Last year, I spent a lot of time diving deep inward - asking myself what keeps me here, still offering this work after 10 +years in the wedding world.
It’s not bc it’s trendy. It’s not for the money - and it’s definitely not for instagram clout.
ꃼ It’s ritual ꃼ
I enjoy the ritual of photographing love.
Making meaning and marking time is one of the most human things we do. And weddings, at their best, are exactly that.
Weddings are rituals.
Even when people don’t call them that.
A ritual is simply this: a set of symbolic actions that marks a life change and makes it real in your body, your community, and your memory.

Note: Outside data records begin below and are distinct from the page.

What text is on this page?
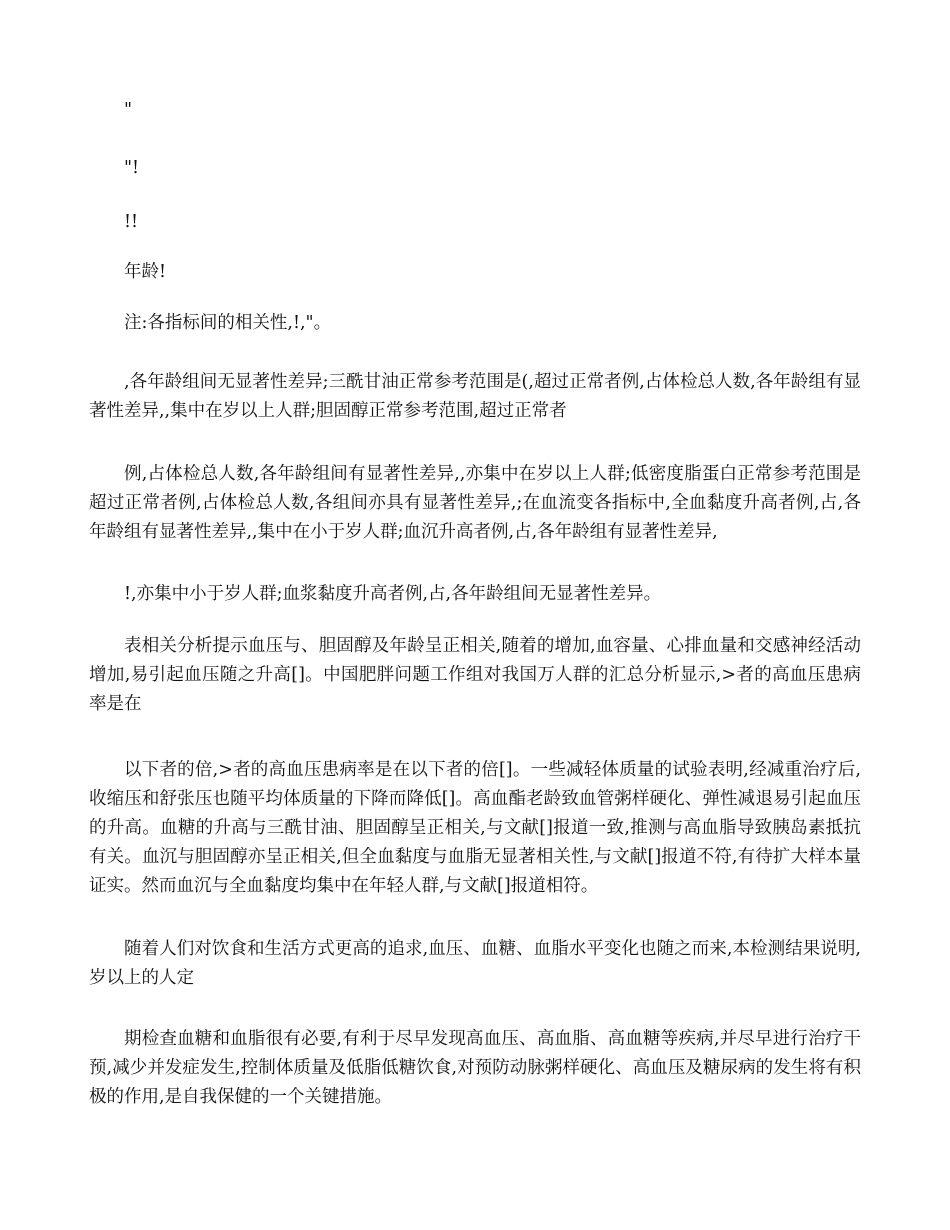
"

"!

!!

年龄!

注:各指标间的相关性,!,"。

,各年龄组间无显著性差异;三酰甘油正常参考范围是(,超过正常者例,占体检总人数,各年龄组有显著性差异,,集中在岁以上人群;胆固醇正常参考范围,超过正常者

例,占体检总人数,各年龄组间有显著性差异,,亦集中在岁以上人群;低密度脂蛋白正常参考范围是超过正常者例,占体检总人数,各组间亦具有显著性差异,;在血流变各指标中,全血黏度升高者例,占,各年龄组有显著性差异,,集中在小于岁人群;血沉升高者例,占,各年龄组有显著性差异,

!,亦集中小于岁人群;血浆黏度升高者例,占,各年龄组间无显著性差异。

表相关分析提示血压与、胆固醇及年龄呈正相关,随着的增加,血容量、心排血量和交感神经活动增加,易引起血压随之升高[]。中国肥胖问题工作组对我国万人群的汇总分析显示,>者的高血压患病率是在

以下者的倍,>者的高血压患病率是在以下者的倍[]。一些减轻体质量的试验表明,经减重治疗后,收缩压和舒张压也随平均体质量的下降而降低[]。高血酯老龄致血管粥样硬化、弹性减退易引起血压的升高。血糖的升高与三酰甘油、胆固醇呈正相关,与文献[]报道一致,推测与高血脂导致胰岛素抵抗有关。血沉与胆固醇亦呈正相关,但全血黏度与血脂无显著相关性,与文献[]报道不符,有待扩大样本量证实。然而血沉与全血黏度均集中在年轻人群,与文献[]报道相符。

随着人们对饮食和生活方式更高的追求,血压、血糖、血脂水平变化也随之而来,本检测结果说明,岁以上的人定

期检查血糖和血脂很有必要,有利于尽早发现高血压、高血脂、高血糖等疾病,并尽早进行治疗干预,减少并发症发生,控制体质量及低脂低糖饮食,对预防动脉粥样硬化、高血压及糖尿病的发生将有积极的作用,是自我保健的一个关键措施。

A wedding does that by design. It’s one of the few places in modern life where we all agree: this moment matters.
Here’s what’s already happening:
You gather witnesses (even if it’s just the desert, the sky, and one best friend).
Love becomes witnessed, not just felt privately.

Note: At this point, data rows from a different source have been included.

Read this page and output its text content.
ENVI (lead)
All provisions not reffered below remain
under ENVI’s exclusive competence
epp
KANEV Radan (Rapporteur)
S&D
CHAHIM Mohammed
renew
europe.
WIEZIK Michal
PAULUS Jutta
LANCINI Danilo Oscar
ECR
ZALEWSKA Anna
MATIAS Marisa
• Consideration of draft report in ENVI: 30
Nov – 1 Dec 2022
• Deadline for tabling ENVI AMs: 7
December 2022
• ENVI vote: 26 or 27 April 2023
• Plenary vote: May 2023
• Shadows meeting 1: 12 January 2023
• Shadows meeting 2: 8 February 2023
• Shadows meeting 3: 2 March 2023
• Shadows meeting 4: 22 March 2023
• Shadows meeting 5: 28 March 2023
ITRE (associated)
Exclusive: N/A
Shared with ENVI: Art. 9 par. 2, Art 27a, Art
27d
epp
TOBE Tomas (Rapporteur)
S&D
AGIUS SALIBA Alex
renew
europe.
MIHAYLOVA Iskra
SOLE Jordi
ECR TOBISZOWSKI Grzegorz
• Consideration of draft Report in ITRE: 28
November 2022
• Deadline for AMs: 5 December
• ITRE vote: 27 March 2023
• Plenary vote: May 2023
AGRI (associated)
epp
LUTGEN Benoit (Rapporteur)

You cross a threshold from “we” into “we’re married.” There’s a before and an after.
You speak vows or intentions, which is basically the oldest human ritual there is: saying the truth out loud.
You exchange symbols (rings or a shared object) to anchor an invisible promise into something tangible.
You’re acknowledged. The people around you mirror back: we see you, we bless this (even if it’s just your photographer present)
And you celebrate because joy is also ritual. It seals the moment into the nervous system.
So when I talk about ritual design, I’m not adding something weird or overly spiritual.
I’m making the built-in ritual feel personal, unrushed, and true to you. 🤎 and i’m hoping it will encourage you to design your own for any and no reason.
A ritual you can relive and return to. A ritual you can feel in your bones.